Having arrived, my guide told Mr Bálint about the bear and he told him that it was a bear which was well-known to the villagers.

Although we arrived in the evening, both mother in her seventies and son in his fifties were busy working, preparing products for going to a market in Budapest. Actually, there would be 2 events the coming weekend, one with a honey producer/beekeeper and another one with his mother.

Some of the products made at this farm

They produce 34 types of jams and 18 types of syrups and the son was putting a large selection of jams on top of a freezer.

She started making products and going to markets in 2009 and he joined her in 2010.

While the son was preparing jams, his mother was preparing zacuscă (RO)/zakuszka (H), a vegetable spread, stirring a red liquid in a kettle on a wood-fired oven with a wooden spoon. The red liquid consisted of smashed beans, aubergine, paprika, onion, salt, pepper, sugar and honey. In fact, there were tubs with mashed beans and eggplant/aubergine, a basket with peppers and a cardboard box with paprika nearby.

They were both working from morning till night in order to get everything ready. However, all their neighbours were also preparing for winter, making jams, syrups, spreads and so on.

In addition to selling farm produce at markets, Mr Bálint has all the required documentation for selling their products in shops.

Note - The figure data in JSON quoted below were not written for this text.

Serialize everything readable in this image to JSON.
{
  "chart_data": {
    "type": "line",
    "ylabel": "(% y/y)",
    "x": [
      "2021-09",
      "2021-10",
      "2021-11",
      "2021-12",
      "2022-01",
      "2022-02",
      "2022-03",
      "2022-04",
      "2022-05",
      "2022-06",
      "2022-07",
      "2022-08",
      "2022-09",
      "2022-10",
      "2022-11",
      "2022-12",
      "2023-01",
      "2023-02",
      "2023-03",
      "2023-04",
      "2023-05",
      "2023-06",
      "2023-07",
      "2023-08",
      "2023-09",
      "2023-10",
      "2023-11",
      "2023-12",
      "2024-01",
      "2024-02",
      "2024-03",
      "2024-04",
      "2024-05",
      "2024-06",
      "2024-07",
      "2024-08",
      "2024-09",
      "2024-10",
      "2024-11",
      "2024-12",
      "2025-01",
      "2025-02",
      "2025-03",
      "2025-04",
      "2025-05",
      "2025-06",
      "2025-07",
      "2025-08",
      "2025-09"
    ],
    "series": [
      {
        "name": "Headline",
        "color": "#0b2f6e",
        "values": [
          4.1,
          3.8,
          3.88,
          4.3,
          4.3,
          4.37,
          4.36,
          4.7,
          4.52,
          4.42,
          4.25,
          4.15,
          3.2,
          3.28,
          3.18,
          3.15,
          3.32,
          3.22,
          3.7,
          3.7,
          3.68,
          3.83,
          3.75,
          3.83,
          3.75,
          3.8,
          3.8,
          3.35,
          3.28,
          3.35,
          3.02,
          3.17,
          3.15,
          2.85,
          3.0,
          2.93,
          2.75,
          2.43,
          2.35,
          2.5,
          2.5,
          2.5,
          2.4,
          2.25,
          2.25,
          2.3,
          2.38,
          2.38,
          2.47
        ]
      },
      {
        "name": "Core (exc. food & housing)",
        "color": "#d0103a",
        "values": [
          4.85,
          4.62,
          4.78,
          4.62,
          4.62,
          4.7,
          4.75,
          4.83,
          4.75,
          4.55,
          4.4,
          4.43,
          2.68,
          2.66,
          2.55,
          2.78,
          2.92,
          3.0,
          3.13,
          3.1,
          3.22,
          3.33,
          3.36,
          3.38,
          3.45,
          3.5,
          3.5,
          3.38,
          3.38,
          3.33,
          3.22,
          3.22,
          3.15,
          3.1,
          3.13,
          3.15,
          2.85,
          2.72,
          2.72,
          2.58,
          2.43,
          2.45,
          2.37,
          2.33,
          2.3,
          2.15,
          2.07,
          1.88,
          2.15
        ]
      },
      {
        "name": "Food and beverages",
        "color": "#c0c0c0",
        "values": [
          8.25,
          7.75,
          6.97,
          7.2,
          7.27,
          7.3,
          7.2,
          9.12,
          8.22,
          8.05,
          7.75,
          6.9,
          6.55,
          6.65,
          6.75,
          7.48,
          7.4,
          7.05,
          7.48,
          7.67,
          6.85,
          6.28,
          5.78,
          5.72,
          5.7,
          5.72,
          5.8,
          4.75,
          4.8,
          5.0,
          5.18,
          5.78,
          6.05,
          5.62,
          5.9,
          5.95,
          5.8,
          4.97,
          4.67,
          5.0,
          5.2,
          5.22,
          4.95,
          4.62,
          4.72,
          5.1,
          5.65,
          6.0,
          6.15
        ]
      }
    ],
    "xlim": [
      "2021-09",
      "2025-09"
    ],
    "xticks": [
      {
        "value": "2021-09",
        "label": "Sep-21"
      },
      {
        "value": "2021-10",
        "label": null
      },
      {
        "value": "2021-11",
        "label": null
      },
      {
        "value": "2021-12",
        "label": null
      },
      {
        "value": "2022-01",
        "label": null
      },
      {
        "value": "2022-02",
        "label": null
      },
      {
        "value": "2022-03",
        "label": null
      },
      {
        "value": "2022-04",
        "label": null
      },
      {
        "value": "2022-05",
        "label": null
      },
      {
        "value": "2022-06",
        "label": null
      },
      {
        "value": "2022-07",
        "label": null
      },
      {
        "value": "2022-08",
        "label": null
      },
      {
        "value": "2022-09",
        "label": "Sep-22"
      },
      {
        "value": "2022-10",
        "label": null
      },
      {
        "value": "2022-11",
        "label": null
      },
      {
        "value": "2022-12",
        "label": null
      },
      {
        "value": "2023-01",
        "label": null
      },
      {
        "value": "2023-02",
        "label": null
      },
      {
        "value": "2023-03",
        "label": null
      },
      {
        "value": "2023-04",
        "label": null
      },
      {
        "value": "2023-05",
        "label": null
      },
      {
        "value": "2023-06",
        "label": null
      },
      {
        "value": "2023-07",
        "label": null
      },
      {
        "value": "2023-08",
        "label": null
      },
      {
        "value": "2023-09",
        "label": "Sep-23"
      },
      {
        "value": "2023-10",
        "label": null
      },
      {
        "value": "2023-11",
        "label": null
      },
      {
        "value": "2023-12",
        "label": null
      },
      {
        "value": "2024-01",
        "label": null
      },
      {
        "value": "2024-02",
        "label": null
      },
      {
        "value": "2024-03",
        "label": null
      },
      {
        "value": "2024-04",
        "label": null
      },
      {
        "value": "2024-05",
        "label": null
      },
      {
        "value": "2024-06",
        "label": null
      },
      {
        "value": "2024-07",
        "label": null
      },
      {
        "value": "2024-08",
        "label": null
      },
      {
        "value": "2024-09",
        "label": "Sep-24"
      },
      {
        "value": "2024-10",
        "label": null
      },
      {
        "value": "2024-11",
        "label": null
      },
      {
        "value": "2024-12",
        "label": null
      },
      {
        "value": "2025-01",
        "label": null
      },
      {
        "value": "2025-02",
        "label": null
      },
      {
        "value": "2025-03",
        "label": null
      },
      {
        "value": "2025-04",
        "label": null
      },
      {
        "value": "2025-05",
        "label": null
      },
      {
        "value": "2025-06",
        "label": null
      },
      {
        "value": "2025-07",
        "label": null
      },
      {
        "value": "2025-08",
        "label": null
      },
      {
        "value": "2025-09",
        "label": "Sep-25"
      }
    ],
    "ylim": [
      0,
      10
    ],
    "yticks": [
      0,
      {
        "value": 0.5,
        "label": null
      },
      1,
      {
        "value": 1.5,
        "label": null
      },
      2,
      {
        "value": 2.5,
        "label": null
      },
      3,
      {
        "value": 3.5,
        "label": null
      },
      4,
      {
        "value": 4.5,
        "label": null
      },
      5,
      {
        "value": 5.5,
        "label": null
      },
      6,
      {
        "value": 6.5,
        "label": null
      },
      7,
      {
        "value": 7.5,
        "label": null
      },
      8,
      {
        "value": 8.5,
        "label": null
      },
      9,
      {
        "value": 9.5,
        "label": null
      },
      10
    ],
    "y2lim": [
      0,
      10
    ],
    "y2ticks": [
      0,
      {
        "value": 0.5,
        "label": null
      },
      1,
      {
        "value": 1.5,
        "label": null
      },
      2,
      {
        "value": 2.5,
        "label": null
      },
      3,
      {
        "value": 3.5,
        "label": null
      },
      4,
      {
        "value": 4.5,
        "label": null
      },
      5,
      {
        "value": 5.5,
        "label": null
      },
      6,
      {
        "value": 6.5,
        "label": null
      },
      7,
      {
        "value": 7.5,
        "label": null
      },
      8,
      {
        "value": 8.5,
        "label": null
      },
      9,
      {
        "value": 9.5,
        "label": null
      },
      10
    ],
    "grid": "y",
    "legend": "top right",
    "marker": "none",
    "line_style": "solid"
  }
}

They have 7000 raspberry bushes inside the village and they have walnut trees inside a 2 hectares plantation. Outside the village, they have an orchard surrounded by a 2.5m fence. Fortunately, they didn’t have any problems with bears.
Like most people in countryside in Transylvania, they also had a chicken coop with various hen races. Surprisingly, a dog was staying with the poultry. Two chickens, one small and one big were living on the lawn under an upside-down basket.

The property was adjacent to the village church and one of the walls of the church formed a wall for the property of this family as well.

Last, but not least, they were collecting herbs, which they would dry and sell at markets.